The hard edge has completely disappeared from his creations, and what can only be described as a flabby softness remains. This record is meant to be played at a volume of one or two, as nice-nice background soundtrack for life going on as normal.
Yes, most of the music on this record I would rather forget, but the lyrics are all right. Even the most potentially banal offerings never fall below "fair." "The Only Flame In Town" is "just another dumb mushy love song," but listen to this: "He struck a match and it lit up her face / We should have struck a match, girl / To burn down the whole place." That's pretty classy, isn't it? Or: "Turned my heart to a cinder / And with each passing day / You're less tender and more tinder / You're not the only flame in town."
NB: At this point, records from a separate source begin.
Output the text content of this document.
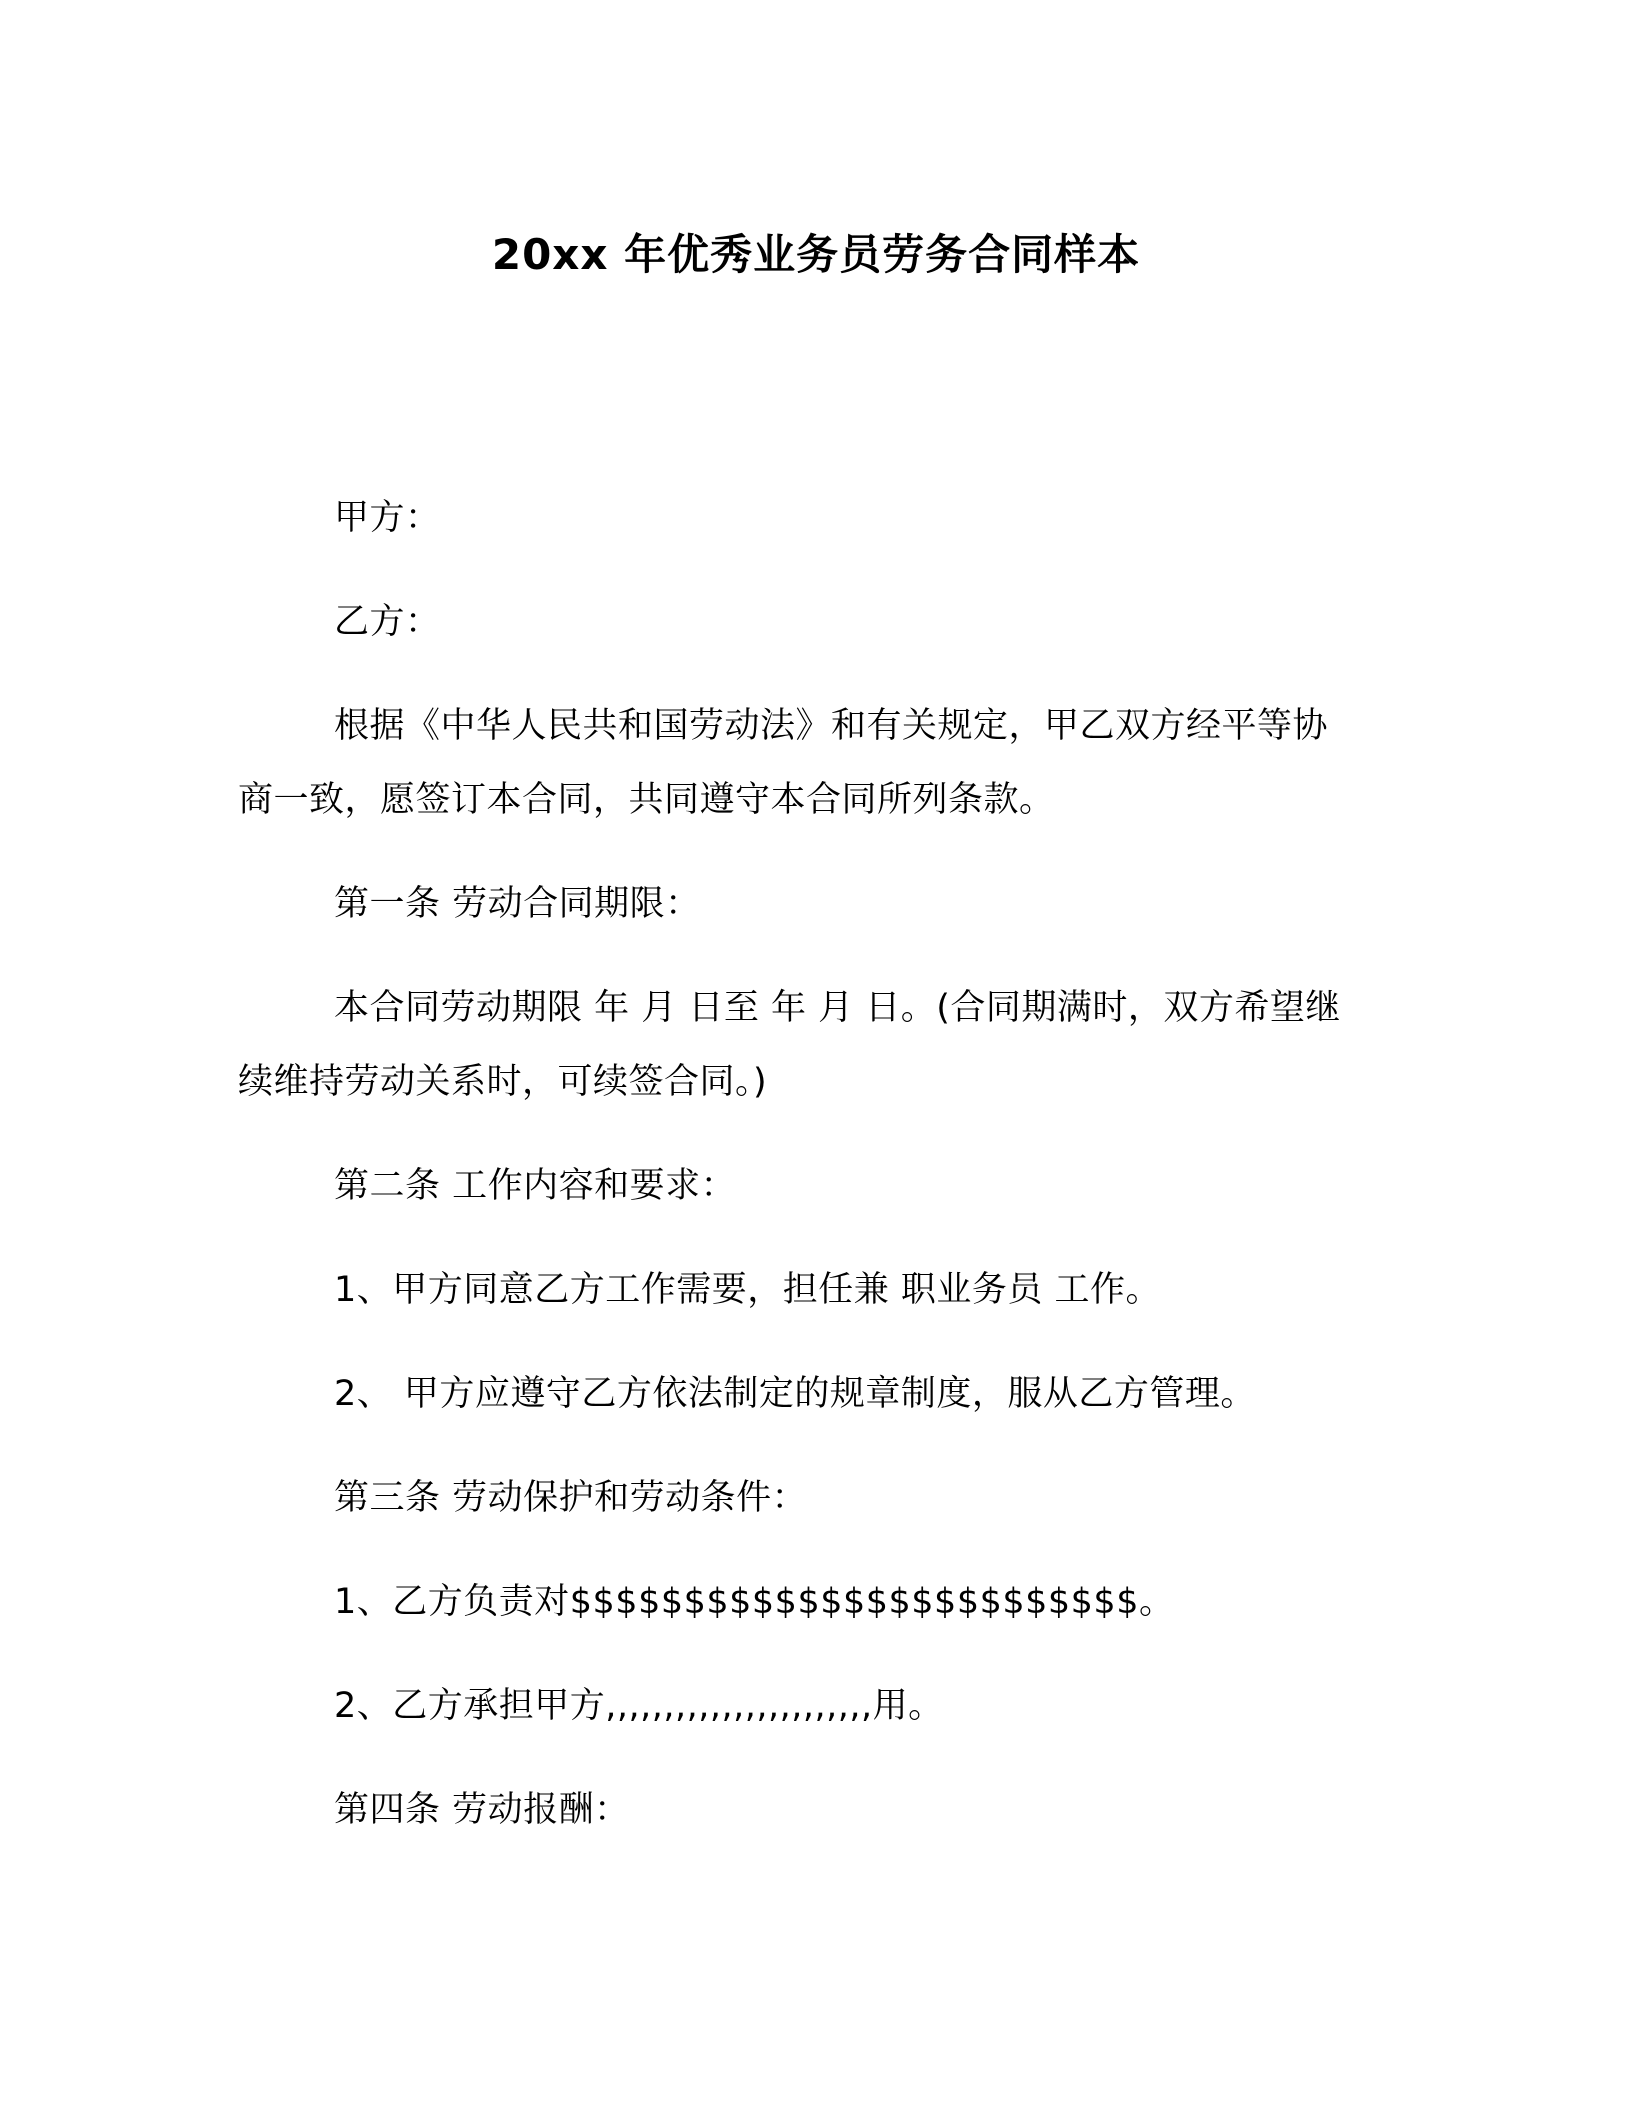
20xx 年优秀业务员劳务合同样本
甲方：
乙方：
根据《中华人民共和国劳动法》和有关规定，甲乙双方经平等协
商一致，愿签订本合同，共同遵守本合同所列条款。
第一条 劳动合同期限：
本合同劳动期限 年 月 日至 年 月 日。(合同期满时，双方希望继
续维持劳动关系时，可续签合同。)
第二条 工作内容和要求：
1、甲方同意乙方工作需要，担任兼 职业务员 工作。
2、 甲方应遵守乙方依法制定的规章制度，服从乙方管理。
第三条 劳动保护和劳动条件：
1、乙方负责对$$$$$$$$$$$$$$$$$$$$$$$$$。
2、乙方承担甲方,,,,,,,,,,,,,,,,,,,,,,,用。
第四条 劳动报酬：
The best lyrics are on "The Great Unknown." The second verse is peculiarly strong, with Costello singing "My my my Delilah / Who's the butcher that you harbour? / Take the rich man to the cleaners / And the strong man to the barber / From her face down to her torso / Sort of gruesome, only more so / Hooks and eyes, fingers and thumbs / Ladies and gentlemen, here she comes / The great unknown." The chorus is just as haunting: "What shall we sing at a wedding or a wake / What shall we cherish and for whose sake?"
The worst song is probably ... well, lyrically, there isn't a worst song. Many of the numbers have equally drab music, so I won't bother trying to decide on the most unenjoyable.
I haven't followed Costello's career very closely, and Goodbye Cruel World makes me want to go looking for more of this kind of stuff, hopefully with better music to back up the good lyrics. It will probably make you feel the same thing, unless you're satisfied with the mellow energy level Costello maintains throughout.
Buy this for the music if you like the single, "The Only Flame..." Buy this for the lyrics if you enjoy challenging content.